AI-Powered Autonomous Agents: The workforce of the future?

Overview

Our research team is working on a new technology called Al-Powered Autonomous Agents, which leverages Large Language Models (LLM) as the agent’s brain.

It can autonomously solve problems that consist of multiple steps, which bridges the limitation of current LLMs’ inability to handle complex tasks.

There are some proof-of-concept demo projects such as AutoGPT, GPT-Engineer, and BabyAGI, which serve as inspiring examples of the potential of this technology.

Key Concepts

The Autonomous Agent system functions by using a Large Language Model (LLM) as the core controller, which is complemented by 3 added key capabilities:

Planning: Breaking down complex tasks into smaller subgoals with self- reflection, allowing it to learn from past actions and improve future results
Memory: The ability to retain context and remember prior interactions
Completing Tasks: Calling external APIs to access additional information or execute code

Deep Dive

Planning consists of 2 areas: Task Decomposition, which is using Chain of Thought reasoning, and Self-Reflection, which is using ReAct, Reflexion, or Chain of Hindsight.

The Memory component emulates the memory types found in the human brain, including short-term memory, and long-term memory, making use of vector databases.

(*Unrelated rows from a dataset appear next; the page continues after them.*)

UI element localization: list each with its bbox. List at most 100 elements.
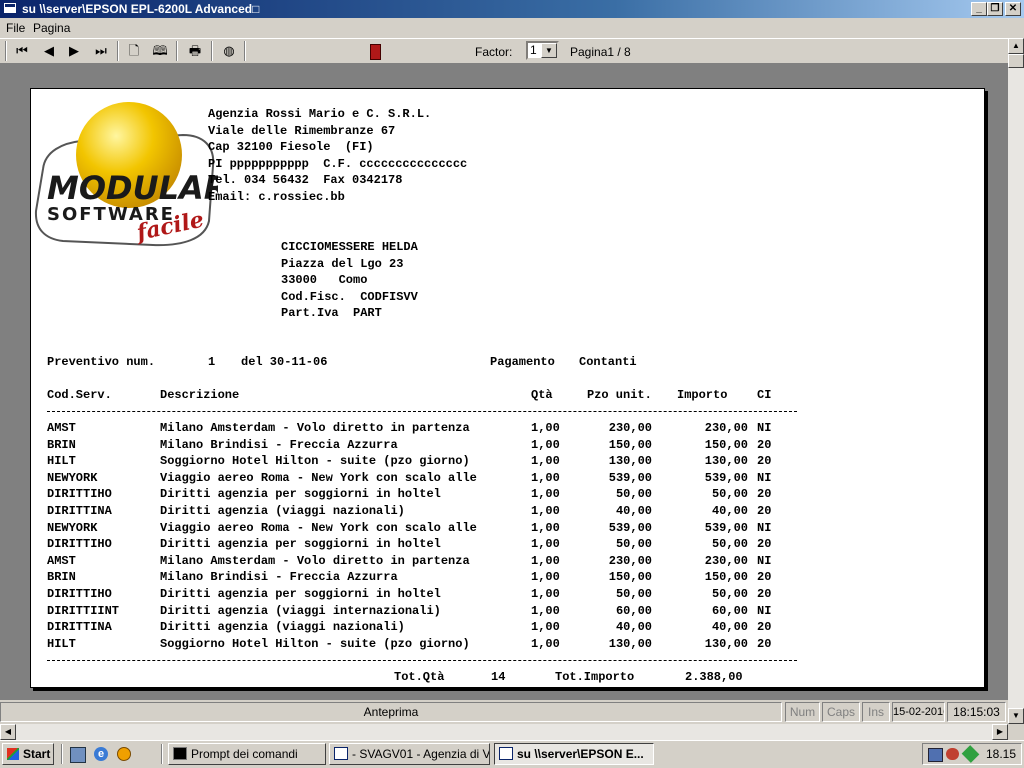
- scroll-up-icon[interactable]: ▲: [1008, 38, 1024, 54]
- scroll-right-icon[interactable]: ▶: [992, 724, 1008, 740]
- cell-qty: 1,00: [531, 553, 560, 568]
- table-row: BRIN Milano Brindisi - Freccia Azzurra 1,0…: [31, 570, 984, 587]
- cell-ci: 20: [757, 504, 772, 518]
- export-globe-icon[interactable]: ◍: [218, 41, 240, 61]
- start-label: Start: [23, 747, 51, 761]
- printer-icon[interactable]: 🖶: [184, 41, 206, 61]
- chevron-down-icon[interactable]: ▼: [541, 43, 557, 58]
- vertical-scrollbar[interactable]: [1008, 38, 1024, 724]
- status-ins: Ins: [862, 702, 890, 722]
- last-page-icon[interactable]: ⏭: [90, 41, 112, 61]
- cell-qty: 1,00: [531, 570, 560, 585]
- task-label: su \\server\EPSON E...: [517, 747, 644, 761]
- cell-description: Diritti agenzia per soggiorni in holtel: [160, 537, 441, 552]
- cell-qty: 1,00: [531, 437, 560, 452]
- cell-code: DIRITTIHO: [47, 487, 112, 502]
- start-button[interactable]: Start: [2, 743, 54, 765]
- horizontal-scrollbar[interactable]: [0, 724, 1008, 740]
- cell-amount: 230,00: [704, 421, 748, 435]
- taskbar-item-epson-preview[interactable]: su \\server\EPSON E...: [494, 743, 654, 765]
- customer-line: CICCIOMESSERE HELDA: [281, 240, 418, 254]
- logo-word-modular: MODULAR: [47, 169, 218, 207]
- cell-amount: 50,00: [711, 487, 748, 502]
- next-page-icon[interactable]: ▶: [63, 41, 85, 61]
- cell-code: AMST: [47, 553, 76, 568]
- cell-description: Diritti agenzia (viaggi nazionali): [160, 620, 405, 635]
- cell-code: HILT: [47, 636, 76, 651]
- cell-ci: 20: [757, 487, 772, 502]
- customer-line: Part.Iva PART: [281, 306, 382, 321]
- previous-page-icon[interactable]: ◀: [38, 41, 60, 61]
- security-icon[interactable]: [946, 748, 959, 760]
- taskbar-separator: [161, 744, 163, 764]
- table-divider: [47, 660, 797, 661]
- cell-amount: 40,00: [711, 504, 748, 518]
- cell-ci: 20: [757, 454, 772, 469]
- scroll-left-icon[interactable]: ◀: [0, 724, 16, 740]
- cell-amount: 130,00: [704, 636, 748, 651]
- cell-amount: 150,00: [704, 570, 748, 585]
- table-row: DIRITTINA Diritti agenzia (viaggi naziona…: [31, 620, 984, 637]
- cell-amount: 230,00: [704, 553, 748, 568]
- status-mode: Anteprima: [0, 702, 782, 722]
- cell-ci: NI: [757, 421, 772, 435]
- cell-code: BRIN: [47, 437, 76, 452]
- cell-amount: 50,00: [711, 587, 748, 601]
- cell-amount: 130,00: [704, 454, 748, 469]
- menu-file[interactable]: File: [6, 21, 25, 35]
- cell-qty: 1,00: [531, 620, 560, 635]
- toolbar-separator: [117, 41, 119, 61]
- table-row: BRIN Milano Brindisi - Freccia Azzurra 1,0…: [31, 438, 984, 455]
- cell-amount: 539,00: [704, 470, 748, 485]
- cell-code: BRIN: [47, 570, 76, 585]
- cell-code: HILT: [47, 454, 76, 469]
- cell-ci: 20: [757, 620, 772, 635]
- single-page-icon[interactable]: 🗋: [123, 41, 145, 61]
- size-grip[interactable]: [1008, 724, 1024, 740]
- cell-qty: 1,00: [531, 421, 560, 435]
- cell-ci: 20: [757, 437, 772, 452]
- taskbar-clock: 18.15: [986, 747, 1017, 761]
- network-icon[interactable]: [928, 748, 943, 762]
- show-desktop-icon[interactable]: [70, 747, 86, 763]
- col-amount: Importo: [677, 388, 728, 402]
- quote-number: 1: [208, 355, 216, 369]
- customer-line: Piazza del Lgo 23: [281, 256, 404, 271]
- internet-explorer-icon[interactable]: e: [94, 747, 108, 761]
- company-line: Cap 32100 Fiesole (FI): [208, 140, 374, 155]
- menu-pagina[interactable]: Pagina: [33, 21, 70, 35]
- cell-description: Milano Brindisi - Freccia Azzurra: [160, 437, 398, 452]
- payment-value: Contanti: [579, 355, 637, 369]
- window-icon: [334, 747, 348, 760]
- cell-qty: 1,00: [531, 603, 560, 618]
- cell-description: Soggiorno Hotel Hilton - suite (pzo gior…: [160, 636, 470, 651]
- restore-button[interactable]: ❐: [987, 2, 1003, 16]
- minimize-button[interactable]: _: [971, 2, 987, 16]
- cell-amount: 40,00: [711, 620, 748, 635]
- taskbar-item-prompt[interactable]: Prompt dei comandi: [168, 743, 326, 765]
- company-line: Agenzia Rossi Mario e C. S.R.L.: [208, 107, 432, 121]
- cell-qty: 1,00: [531, 454, 560, 469]
- table-divider: [47, 411, 797, 412]
- close-button[interactable]: ✕: [1005, 2, 1021, 16]
- taskbar-separator: [61, 744, 63, 764]
- status-time: 18:15:03: [947, 702, 1006, 722]
- quote-label: Preventivo num.: [47, 355, 156, 369]
- windows-logo-icon: [7, 748, 19, 760]
- window-icon[interactable]: [3, 2, 17, 14]
- table-row: DIRITTIHO Diritti agenzia per soggiorni i…: [31, 487, 984, 504]
- customer-address: CICCIOMESSERE HELDA Piazza del Lgo 23 3300…: [281, 239, 418, 322]
- col-description: Descrizione: [160, 388, 240, 402]
- cell-ci: 20: [757, 587, 772, 601]
- exit-door-icon[interactable]: [364, 41, 386, 61]
- cell-code: DIRITTINA: [47, 504, 112, 518]
- media-player-icon[interactable]: [117, 747, 131, 761]
- col-unit-price: Pzo unit.: [587, 388, 652, 402]
- vertical-scroll-thumb[interactable]: [1008, 54, 1024, 68]
- two-pages-icon[interactable]: 🕮: [149, 41, 171, 61]
- first-page-icon[interactable]: ⏮: [11, 41, 33, 61]
- payment-label: Pagamento: [490, 355, 555, 369]
- cell-ci: NI: [757, 553, 772, 568]
- taskbar-item-svagv01[interactable]: - SVAGV01 - Agenzia di V...: [329, 743, 490, 765]
- cell-qty: 1,00: [531, 470, 560, 485]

The Task Completion component significantly extends the capacities of the model with connection to various work completion services.

Setup & Testing

We ran AutoGPT on Gitpod, with a straightforward installation process that does not impact the local machine.

AutoGPT can automatically decompose and execute tasks according to user-defined goals, and it requests authorisation or feedback during the process. Users can authorise the next step or provide feedback on its actions.

We tasked AutoGPT with generating an HTML file for a website. AutoGPT generated functional HTML that met all its objectives.

It wasn’t beautiful, but it worked without errors!

Hitting The Limits

The limitations commonly observed in LLM Powered Autonomous Agents include the finite context length, which restricts the incorporation of historical information and detailed instructions. Although techniques like vector stores and retrieval can provide access to a larger knowledge pool, their representation power is not as strong as full attention.

Long-term planning and task decomposition pose challenges for LLMs, as they struggle to adjust plans in the face of unexpected errors.

Additionally, the reliability of natural language interfaces is questionable, as LLMs may make formatting errors or exhibit rebellious behaviour, requiring a significant focus on parsing model output in agent demo code.

Overall, these limitations highlight the need for further advancements in overcoming context limitations, improving planning capabilities, and enhancing the reliability of LLM-based systems.

What’s Next?

We will closely monitor emerging research and strive to build autonomous agents that meet our specific needs by leveraging the core idea of this technology.